16 Alzo ging het volk uit en haalden ze, en maakten zich loofhutten, een iegelijk op zijn dak, en in hun voorhoven, en in de voorhoven van Gods huis, en op de straat der Waterpoort, en op de straat van Efraimspoort.
Así que el pueblo salió y los trajo, y se hicieron refugios temporales, cada uno en el techo de su casa, en sus patios, en los patios de la casa de Dios, en el lugar ancho de la puerta de las aguas y en el lugar ancho de la puerta de Efraín.
17 En de ganse gemeente dergenen, die uit de gevangenis waren wedergekomen, maakten loofhutten, en woonden in die loofhutten; want de kinderen Israels hadden alzo niet gedaan sinds de dagen van Jesua, den zoon van Nun, tot op dezen dag toe; en er was zeer grote blijdschap.
Toda la asamblea de los que habían regresado del cautiverio hizo refugios temporales y vivió en los refugios temporales, pues desde los días de Josué hijo de Nun hasta ese día los hijos de Israel no lo habían hecho.

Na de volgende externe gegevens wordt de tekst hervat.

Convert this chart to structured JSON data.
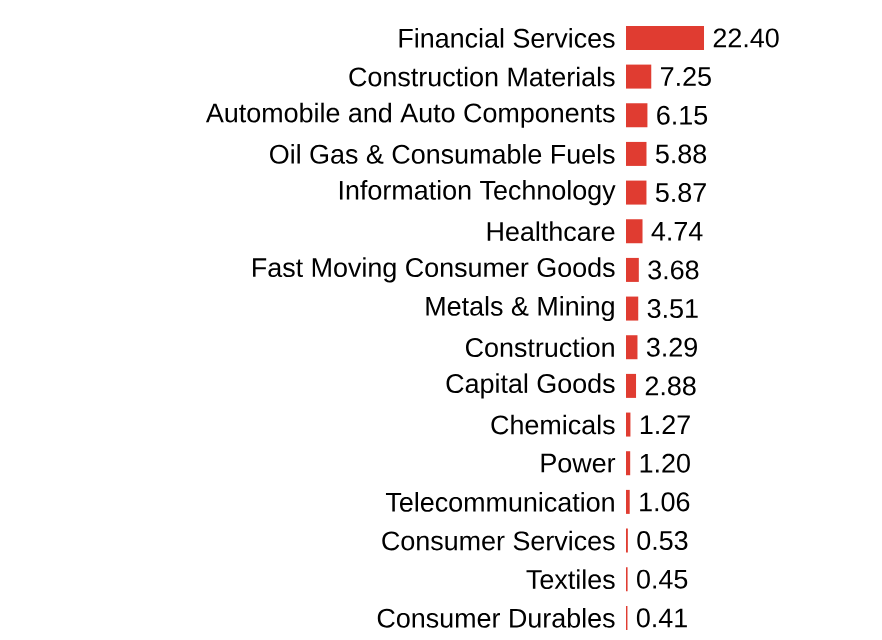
{
  "chart_data": {
    "type": "bar",
    "orientation": "horizontal",
    "color": "#e03c31",
    "categories": [
      "Financial Services",
      "Construction Materials",
      "Automobile and Auto Components",
      "Oil Gas & Consumable Fuels",
      "Information Technology",
      "Healthcare",
      "Fast Moving Consumer Goods",
      "Metals & Mining",
      "Construction",
      "Capital Goods",
      "Chemicals",
      "Power",
      "Telecommunication",
      "Consumer Services",
      "Textiles",
      "Consumer Durables"
    ],
    "values": [
      22.4,
      7.25,
      6.15,
      5.88,
      5.87,
      4.74,
      3.68,
      3.51,
      3.29,
      2.88,
      1.27,
      1.2,
      1.06,
      0.53,
      0.45,
      0.41
    ],
    "value_labels": [
      "22.40",
      "7.25",
      "6.15",
      "5.88",
      "5.87",
      "4.74",
      "3.68",
      "3.51",
      "3.29",
      "2.88",
      "1.27",
      "1.20",
      "1.06",
      "0.53",
      "0.45",
      "0.41"
    ]
  }
}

Hubo una alegría muy grande.
18 En men las in het wetboek Gods dag bij dag, van den eersten dag tot den laatsten dag. En zij hielden het feest zeven dagen, en op den achtsten dag den verbodsdag, naar het recht.
Además, cada día, desde el primero hasta el último, se leía en el libro de la ley de Dios. Celebraron la fiesta durante siete días; y el octavo día hubo una asamblea solemne, según la ordenanza.